這段時間,有朋友來訊問我對臺灣美術館(博物館)藝術教育的看法。與其針對個別活動或特定專案發表意見,我更想從制度層面回應這個問題:我們是否真正理解美術館(博物館)的角色?又是否建構了足夠的專業基礎與運作機制,讓美術館(博物館)能發揮其作為「文化公共領域」的真正功能?
臺灣在近年來從北到南陸續出現新建或整修完成的美術館,不論是空間設計還是展覽形式,看起來都愈趨洗鍊、活潑,參觀人數也節節攀升。這些現象固然可喜,但在表面熱鬧之下,卻隱藏著一個長年未被解決的深層問題:美術館(博物館)作為文化機構的「收藏、研究、展示、教育普及」四大核心職能,始終未獲得制度性的支撐與深化。若這四項基本功能無法被制度化、專業化,再亮眼的建築與活動,也只是一場文化的展示秀,難以承擔深層的文化使命。
問題的根本,在於多數美術館(博物館)欠缺清楚的定位。每座美術館(博物館)應該扮演什麼樣的文化角色?其所處區域與歷史背景之間有何對話可能?有無長期關注並深化的研究領域與典藏策略?這些問題往往未被明確思考與回應,導致各館運作方向模糊,收藏流於隨機與短期應急,缺乏原則與文化遠見。當收藏缺乏策略,研究也就形同虛設,而展示與教育便失去了基礎,只能依附在專案與活動中走馬看花,難以構築穩定的知識與文化觀點。策展制度的斷裂更加顯著。許多公立美術館(博物館)至今未設立明確的策展職位,策展人常被歸入行政人員編制,無法投入長期策展研究與知識累積。所以在這樣的結構下,即使有志者具備策展專業,也難以長期耕耘。
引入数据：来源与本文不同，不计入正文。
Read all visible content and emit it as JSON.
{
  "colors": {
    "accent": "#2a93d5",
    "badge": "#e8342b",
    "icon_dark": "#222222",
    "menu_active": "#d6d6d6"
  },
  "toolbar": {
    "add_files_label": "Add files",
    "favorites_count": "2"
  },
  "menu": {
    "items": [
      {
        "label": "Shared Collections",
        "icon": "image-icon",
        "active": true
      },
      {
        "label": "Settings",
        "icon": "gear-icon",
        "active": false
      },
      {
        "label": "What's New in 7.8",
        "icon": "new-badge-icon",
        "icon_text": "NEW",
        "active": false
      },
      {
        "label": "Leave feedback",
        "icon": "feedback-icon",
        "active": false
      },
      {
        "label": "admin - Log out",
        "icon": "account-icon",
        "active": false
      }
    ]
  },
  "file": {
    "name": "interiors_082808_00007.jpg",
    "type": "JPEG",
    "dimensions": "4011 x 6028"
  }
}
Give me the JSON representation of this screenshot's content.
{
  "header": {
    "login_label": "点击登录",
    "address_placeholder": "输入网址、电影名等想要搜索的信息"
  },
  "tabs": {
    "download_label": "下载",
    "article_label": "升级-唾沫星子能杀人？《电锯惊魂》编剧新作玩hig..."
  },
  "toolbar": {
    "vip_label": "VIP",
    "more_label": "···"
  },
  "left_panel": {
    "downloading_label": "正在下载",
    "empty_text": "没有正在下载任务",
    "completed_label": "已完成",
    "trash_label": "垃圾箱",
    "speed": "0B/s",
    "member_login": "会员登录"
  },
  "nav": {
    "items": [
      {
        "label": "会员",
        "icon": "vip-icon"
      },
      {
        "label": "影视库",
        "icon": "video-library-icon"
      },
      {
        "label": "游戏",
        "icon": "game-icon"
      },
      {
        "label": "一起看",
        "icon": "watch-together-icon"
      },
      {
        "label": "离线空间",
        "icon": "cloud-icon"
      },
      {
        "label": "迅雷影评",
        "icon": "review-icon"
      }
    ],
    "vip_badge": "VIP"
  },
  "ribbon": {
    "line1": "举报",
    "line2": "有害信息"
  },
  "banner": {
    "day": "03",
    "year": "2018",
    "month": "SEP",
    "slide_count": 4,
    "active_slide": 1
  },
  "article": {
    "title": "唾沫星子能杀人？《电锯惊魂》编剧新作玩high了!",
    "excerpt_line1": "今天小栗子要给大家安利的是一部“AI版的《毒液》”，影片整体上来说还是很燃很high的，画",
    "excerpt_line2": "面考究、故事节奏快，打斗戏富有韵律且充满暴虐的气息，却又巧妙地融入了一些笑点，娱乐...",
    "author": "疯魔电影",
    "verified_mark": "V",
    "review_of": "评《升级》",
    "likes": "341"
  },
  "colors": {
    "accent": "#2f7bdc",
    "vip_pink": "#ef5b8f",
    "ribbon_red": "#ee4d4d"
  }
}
更常見的狀況是,美術館(博物館)選擇將展覽外包給館外策展人,造成策展工作的「專案化」與「一次性」傾向。雖然外部策展人能帶來創意與活力,但若館內欠缺能延續脈絡、主動對話與承接的內部團隊,展覽便成為一場場彼此割裂的事件,無法累積策展觀點,更遑論形塑館方應有的文化立場與知識地景。
藝術教育的處境亦不容忽視。雖然多數美術館(博物館)都設有教育部門,並辦理各類導覽、講座與工作坊,但這些活動大多以配合展覽為目標,教育部門常被視為執行性或附屬性的單位,缺乏主動參與展覽內涵詮釋的權力與能量。再者,多數教育專案仰賴短期補助,缺乏長遠發展策略,一旦專案結束或人員流動,過去所累積的觀眾關係與教育成果便難以延續,形成反覆斷裂的惡性循環。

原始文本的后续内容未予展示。